Anyone who's still grossed out by the idea of foul-mouths upholding our rights might want to remember a few things. Lenny Bruce and George Carlin were also arrested for peddling obscenity and though some people would say that they were being more high-minded that Flynt or Campbell, the same basic issue about individual rights is still key. And doesn't Voltaire's words still hold true today? "I may not agree with what you say, but I'll defend to the death your right to say it."

And so into this lineage comes Howard Stern. Ready to run off to satellite right because he's sick of being pursued by the FCC (though he still might be fined there down the road), he's become the latest poster-boy for free speech. I used to listen to him in high school (this is going back to the early 80's) and thought he was a hoot but noticeably, as I got older, I got bored of him. Funny thing is that waiting in line yesterday, I heard someone else say the same thing: "you listen to him for a while and he just starts saying the same stuff." So even if I'm not a Stern fan anymore, he does fall in line with the cases of Flynt and Campbell. His bad boy persona actually thrives on the fines that he keeps getting- he gets mileage out of saying that he's too hot for the stuffed shirts who want to shut a rebel like him down.

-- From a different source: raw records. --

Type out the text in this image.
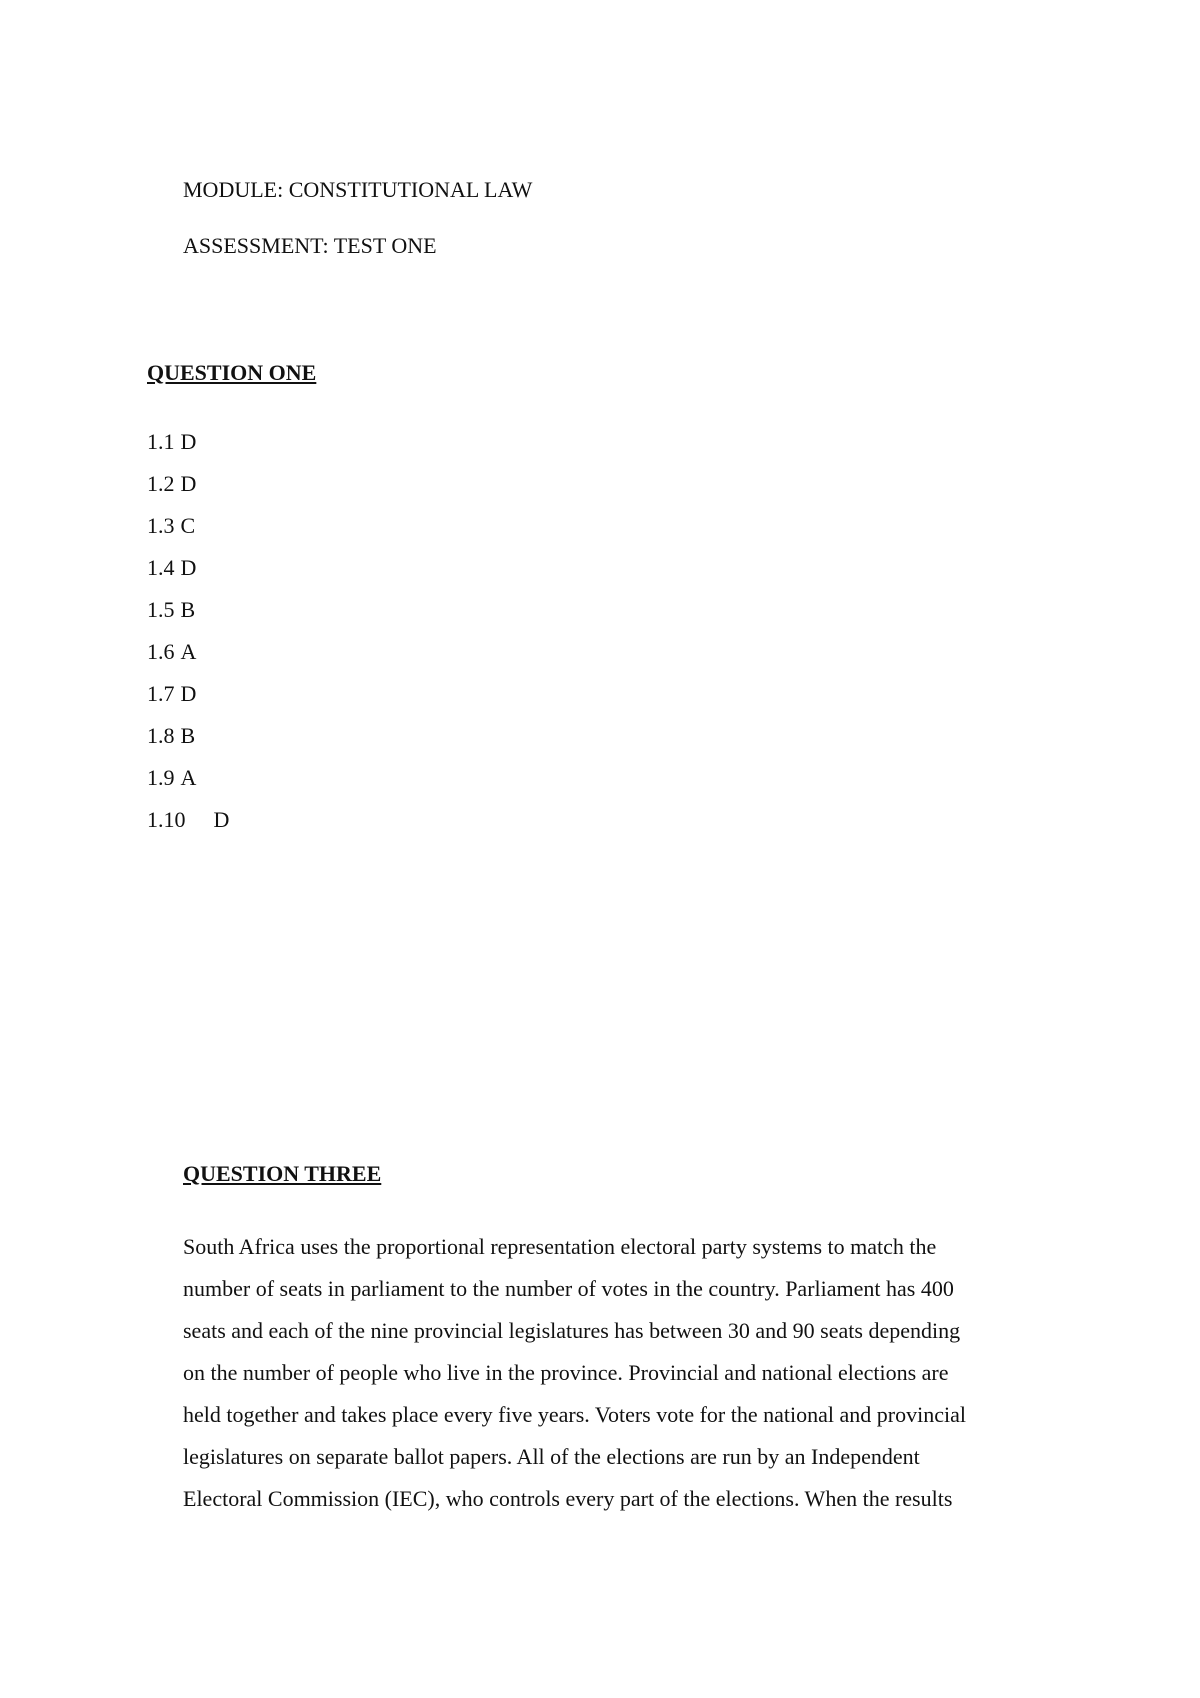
MODULE: CONSTITUTIONAL LAW
ASSESSMENT: TEST ONE
QUESTION ONE
1.1 D
1.2 D
1.3 C
1.4 D
1.5 B
1.6 A
1.7 D
1.8 B
1.9 A
1.10 D
QUESTION THREE
South Africa uses the proportional representation electoral party systems to match the
number of seats in parliament to the number of votes in the country. Parliament has 400
seats and each of the nine provincial legislatures has between 30 and 90 seats depending
on the number of people who live in the province. Provincial and national elections are
held together and takes place every five years. Voters vote for the national and provincial
legislatures on separate ballot papers. All of the elections are run by an Independent
Electoral Commission (IEC), who controls every part of the elections. When the results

Making a case for martyrdom is a little harder for Stern to do with his audience- possibly, he might think it's over their head. But the case is there for it, if only because his trials and tribulations come about largely because he's an easy target, a lightning rod for cultural conservatives to attack and punish.

And while it's hard for bleeding hearts to swallow, a guy who offers up boobs, farts and weird sex as entertainment might be a... Patriot? At least that's the case that Esquire magazine is making with a petition to the FCC about Stern's fines. It might be more accurate to say that rather than someone who's wrapped in old glory, Stern is a bellwether (doesn't sound as neat though, does it?). Again, just like Flynt's case, what happens to Stern is an indication of what's in store for anyone else in entertainment (or print or even in public) who would dare transgress arbitrary rules of taste and culture. As Esquire notes, this extends to ridiculous scenarios like the TV stations that were scared of airing the movie Saving Private Ryan for fear of crippling FCC fines (which didn't come but also weren't discounted beforehand).

Just as the wing-nuts like the Parents Television Council can try to strong-arm the FCC, why can't saner people try to do so also?